Four months ago, a friend invited her to Breath of Life. She joined immediately.

Tampa was thick with churches that offered pews and choirs and stained-glass windows.

Few, though, could offer her solace.

* * *

On a recent Sunday, the Breath of Life CD player gasps.

Two songs into the sing-along welcome, the music begins skipping. Rollins runs to the back of the room to fidget.

When the CD skips again, the minister begins clapping to keep time. It continues to skip, but the voices rise, surer and stronger, until the on-again, off-again CD player is nothing more than background noise.

Someone pulls the plug. The congregation finishes a cappella. Cheers erupt as the final note flutters to a soft landing.

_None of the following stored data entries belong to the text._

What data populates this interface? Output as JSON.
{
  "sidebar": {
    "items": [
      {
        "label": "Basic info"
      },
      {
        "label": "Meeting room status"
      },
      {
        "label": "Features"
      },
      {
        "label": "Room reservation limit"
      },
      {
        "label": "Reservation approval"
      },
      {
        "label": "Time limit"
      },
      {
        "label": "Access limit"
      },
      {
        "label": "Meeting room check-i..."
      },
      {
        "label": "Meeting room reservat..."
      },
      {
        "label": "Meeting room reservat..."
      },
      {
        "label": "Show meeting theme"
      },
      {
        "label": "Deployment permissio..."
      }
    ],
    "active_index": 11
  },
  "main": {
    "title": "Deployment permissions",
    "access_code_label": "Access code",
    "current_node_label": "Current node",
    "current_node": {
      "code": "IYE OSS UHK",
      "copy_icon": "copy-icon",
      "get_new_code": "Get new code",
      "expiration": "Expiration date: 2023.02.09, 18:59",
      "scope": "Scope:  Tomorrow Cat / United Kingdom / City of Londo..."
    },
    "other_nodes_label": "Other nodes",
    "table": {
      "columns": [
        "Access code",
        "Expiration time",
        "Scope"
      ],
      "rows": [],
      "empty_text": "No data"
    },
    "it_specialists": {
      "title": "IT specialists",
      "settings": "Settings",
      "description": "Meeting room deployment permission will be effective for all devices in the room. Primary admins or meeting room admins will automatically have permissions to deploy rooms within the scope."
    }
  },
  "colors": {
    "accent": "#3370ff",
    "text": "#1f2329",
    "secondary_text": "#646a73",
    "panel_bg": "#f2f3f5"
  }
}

"We don't need no music," Rollins shouts. "Like we used to say in the club, 'The roof, the roof . . . "'

The congregation finishes with him: "The roof is on fire!"

Later in the service, the boom box rises from the dead.

A slow, soulful tune unfolds without skipping. People stand and sway. Cunningham's 11-year-old closes his eyes and waved his hands like a conductor.

When it's over, Rollins charges into his sermon, the boxer after the bell.

"When was the last time you and the Lord had a chat?" he begins.

After some time, he calls Butch McClellan to the front.

McClellan is white but grew up in a Pentecostal church. He was told regularly that homosexuals would "burn in a lake of fire."

Apart from that message, he liked his old church. He joined Breath of Life because in many ways it reminded him of home.

"I feel like it's where I'm supposed to be," says McClellan, a mental health technician in St. Petersburg.

As other members bow their heads to pray for him, McClellan closes his eyes and puts a palm in the air.

Rollins stands close. He lays his hands on McClellan's broad neck.

"All we need to know," he says to the members, focusing their thoughts on McClellan, "is this guy is hurting today."

McClellan's mouth moves, but no words come out. Tears trickle down his cheeks.

Rollins says, quieter now: "Whisper to him, peace unto his spirit.

"Remind him he always has a haven in you."